THe internal memory bus, well, that was a HUGE die space expense, huge, absolutely insane(though should have been a lower percentage on a 65nm die with more shaders). Thats gone, thats one of the biggest changes in architectures from either side in, well, a long time, its a hugely immense change.
The front end has changed dramatically from the 5870 to the 6870, let alone 2900xt to 6970.
Its fairly simple, Nvidia rather operates a 1:1 design, equate it to people, AMD has 100 people but 100 doors for them to pass through, its efficient and very simple, this hasn't changed since 8800. It doesn't really matter what type of people go through those doors, theres 100 available and they can each do the same thing.
AMD has 400 people, but 40 doors, and it has to work VERY hard to get them through as quickly as possible, and different people have to go through different doors. The general route input to output through the Nvidia core is essentially easy because of those, schedualing is pretty easy, everythings predictable and simple, the only cost for an efficient(in terms of code and getting full power) architecture, is size.
WIth every generation I'd be expecting pretty fundamental and large changes right through the AMD design, because when trying to get 400 people through 40 doors, theres a bunch of work to be done to improve every generation, for Nvidia, you can't easily improve on, one door for everyone philosphy, it pretty much solves itself.
Yes, shaders change, functions they can perform change, thats not "really" architecture. AMD's shaders, what they can do, functions they can perform change.
As for the functions and wasted die space, the only thing "wasted" on the R600 die, was the tesselator, almost every other feature of dx10 as it was, was efficiency, wasting die space on efficiency improvements only fails when someone rips out the software to use the efficiency improvements.

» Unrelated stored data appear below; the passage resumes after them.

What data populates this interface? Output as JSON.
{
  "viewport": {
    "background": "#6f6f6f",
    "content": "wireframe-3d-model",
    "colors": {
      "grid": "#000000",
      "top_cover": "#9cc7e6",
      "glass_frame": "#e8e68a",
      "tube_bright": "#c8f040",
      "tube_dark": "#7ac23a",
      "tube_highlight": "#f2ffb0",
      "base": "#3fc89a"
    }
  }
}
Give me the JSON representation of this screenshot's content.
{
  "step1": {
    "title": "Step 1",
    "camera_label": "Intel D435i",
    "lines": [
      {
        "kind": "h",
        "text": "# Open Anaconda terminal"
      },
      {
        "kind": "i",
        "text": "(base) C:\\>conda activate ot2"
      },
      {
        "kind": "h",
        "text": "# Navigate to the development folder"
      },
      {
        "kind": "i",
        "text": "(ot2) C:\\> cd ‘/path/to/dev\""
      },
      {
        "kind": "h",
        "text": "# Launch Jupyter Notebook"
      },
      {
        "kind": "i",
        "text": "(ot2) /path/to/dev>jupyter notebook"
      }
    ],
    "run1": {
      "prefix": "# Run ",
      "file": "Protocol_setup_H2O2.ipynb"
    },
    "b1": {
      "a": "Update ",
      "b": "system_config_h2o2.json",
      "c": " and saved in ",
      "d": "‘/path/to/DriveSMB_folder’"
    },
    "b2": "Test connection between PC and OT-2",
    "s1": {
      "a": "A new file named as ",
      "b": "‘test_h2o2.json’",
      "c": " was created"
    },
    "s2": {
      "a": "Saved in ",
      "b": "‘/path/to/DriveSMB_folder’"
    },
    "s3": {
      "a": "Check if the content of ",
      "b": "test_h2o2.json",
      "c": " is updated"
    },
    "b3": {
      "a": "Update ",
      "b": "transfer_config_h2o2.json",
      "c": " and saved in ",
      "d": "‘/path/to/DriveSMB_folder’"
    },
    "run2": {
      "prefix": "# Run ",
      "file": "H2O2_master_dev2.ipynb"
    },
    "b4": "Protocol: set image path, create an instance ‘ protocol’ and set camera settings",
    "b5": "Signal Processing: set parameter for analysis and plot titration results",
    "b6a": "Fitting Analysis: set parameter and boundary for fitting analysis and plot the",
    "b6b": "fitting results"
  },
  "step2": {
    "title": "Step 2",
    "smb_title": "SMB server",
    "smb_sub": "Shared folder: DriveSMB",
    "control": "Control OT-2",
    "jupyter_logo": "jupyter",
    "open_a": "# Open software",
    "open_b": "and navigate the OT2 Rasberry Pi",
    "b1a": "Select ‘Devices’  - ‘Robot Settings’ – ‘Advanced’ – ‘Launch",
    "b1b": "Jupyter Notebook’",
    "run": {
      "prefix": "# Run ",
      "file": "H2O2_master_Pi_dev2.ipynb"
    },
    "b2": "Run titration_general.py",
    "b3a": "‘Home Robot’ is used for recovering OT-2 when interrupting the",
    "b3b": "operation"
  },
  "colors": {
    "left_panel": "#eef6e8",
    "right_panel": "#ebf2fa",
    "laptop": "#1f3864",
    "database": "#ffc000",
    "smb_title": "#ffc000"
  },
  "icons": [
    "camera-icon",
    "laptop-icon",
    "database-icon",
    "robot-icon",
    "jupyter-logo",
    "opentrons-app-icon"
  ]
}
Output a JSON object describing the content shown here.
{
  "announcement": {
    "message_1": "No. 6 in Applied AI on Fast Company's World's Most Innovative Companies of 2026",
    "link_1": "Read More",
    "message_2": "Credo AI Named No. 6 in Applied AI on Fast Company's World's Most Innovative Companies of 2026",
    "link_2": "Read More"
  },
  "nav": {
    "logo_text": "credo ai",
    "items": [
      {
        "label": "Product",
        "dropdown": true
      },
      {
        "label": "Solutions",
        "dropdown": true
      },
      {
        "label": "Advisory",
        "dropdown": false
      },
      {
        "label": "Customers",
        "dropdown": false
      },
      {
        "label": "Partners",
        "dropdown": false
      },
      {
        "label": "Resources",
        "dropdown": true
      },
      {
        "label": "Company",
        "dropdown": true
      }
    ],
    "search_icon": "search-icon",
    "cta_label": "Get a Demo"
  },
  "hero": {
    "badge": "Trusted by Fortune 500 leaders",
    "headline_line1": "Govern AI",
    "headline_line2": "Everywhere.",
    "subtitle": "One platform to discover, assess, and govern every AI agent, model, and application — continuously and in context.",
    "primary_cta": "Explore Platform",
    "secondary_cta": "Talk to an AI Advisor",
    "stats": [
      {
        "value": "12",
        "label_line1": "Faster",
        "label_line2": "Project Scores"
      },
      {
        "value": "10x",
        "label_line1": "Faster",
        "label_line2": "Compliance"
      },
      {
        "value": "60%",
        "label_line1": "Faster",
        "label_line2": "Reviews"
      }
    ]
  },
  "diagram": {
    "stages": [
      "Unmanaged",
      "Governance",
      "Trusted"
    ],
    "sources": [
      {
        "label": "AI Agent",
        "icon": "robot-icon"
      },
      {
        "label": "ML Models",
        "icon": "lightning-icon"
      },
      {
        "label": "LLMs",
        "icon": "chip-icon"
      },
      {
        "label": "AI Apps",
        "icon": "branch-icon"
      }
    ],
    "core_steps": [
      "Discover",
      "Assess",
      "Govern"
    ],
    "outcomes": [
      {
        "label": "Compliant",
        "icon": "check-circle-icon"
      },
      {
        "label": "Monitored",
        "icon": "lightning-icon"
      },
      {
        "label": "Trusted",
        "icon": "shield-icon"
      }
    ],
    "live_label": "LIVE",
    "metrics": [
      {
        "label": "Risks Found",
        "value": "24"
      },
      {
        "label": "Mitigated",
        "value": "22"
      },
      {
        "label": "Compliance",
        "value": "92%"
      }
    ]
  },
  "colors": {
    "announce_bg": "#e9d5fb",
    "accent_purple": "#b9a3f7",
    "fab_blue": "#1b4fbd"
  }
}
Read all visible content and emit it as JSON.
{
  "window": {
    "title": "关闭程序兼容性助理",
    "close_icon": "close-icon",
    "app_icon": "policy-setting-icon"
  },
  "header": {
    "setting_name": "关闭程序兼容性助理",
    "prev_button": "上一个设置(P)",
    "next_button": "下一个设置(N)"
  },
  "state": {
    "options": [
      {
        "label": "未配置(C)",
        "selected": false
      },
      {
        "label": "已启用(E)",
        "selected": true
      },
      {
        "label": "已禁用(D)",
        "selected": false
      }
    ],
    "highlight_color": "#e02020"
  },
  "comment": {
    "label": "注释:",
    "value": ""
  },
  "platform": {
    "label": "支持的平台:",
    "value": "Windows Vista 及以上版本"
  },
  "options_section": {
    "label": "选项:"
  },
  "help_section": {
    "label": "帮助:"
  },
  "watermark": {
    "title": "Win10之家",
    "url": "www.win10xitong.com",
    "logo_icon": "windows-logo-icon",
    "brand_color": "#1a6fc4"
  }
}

Overusing features in a new dx11 benchmark doesn't in any way equate to waste on a die 3 years ago, or is it 4 now, suggesting so is just ridiculous to be perfectly honest.
By your own account and description of DX11 features that would have been a waste several years ago, equates to saying that right now, because 3dmark over uses several features, that the 480/580/6970 having tesselation is also a waste, because its simply not fast enough to overuse them in a completely ridiculous was......... no, that also makes entirely no logical sense.
Hardware support comes before software implementation, comes before further hardware support and continual increase in software implementation of a feature, it HAS to start somewhere, if it doesn't, no one would ever use it.
It will still be YEARS, maybe 3-4 years before full scene tesselation as in Uniengine+ levels are everywhere in a game, across almost everything is completely standard, does that mean tesselation in the 480gtx is a complete waste, well no, it won them uniengine.....
As it gets used more, hardware for tesselation will improve, efficiency will improve, knowledge of coding for it more efficiently will improve and hardware work arounds to reduce overheads and make it more usable with lower performance hardware around it WILL happen, it only happens quicker the earlier its introduced.
EDIT:- other than the tesselator, can you name another feature of the original dx10 spec, that was in the R600, that was wasted and would only have hurt performance if it was used? Then just for the heck of it, any idea how much die space it "wasted". Also for the record, tesselation is actually an efficiency improving device, being used to offset an increase in quality. IE tesselate one fantastically detailed image, and producing the same image without tesselation, not a flat image without tesselation but the same quality same detail image and tesselation is massively faster.
DX 1 through "till MS die" is 99% about making it easier and faster to implement new things people come up with, its rarely about doing something you could never ever do before and therefore kills performance.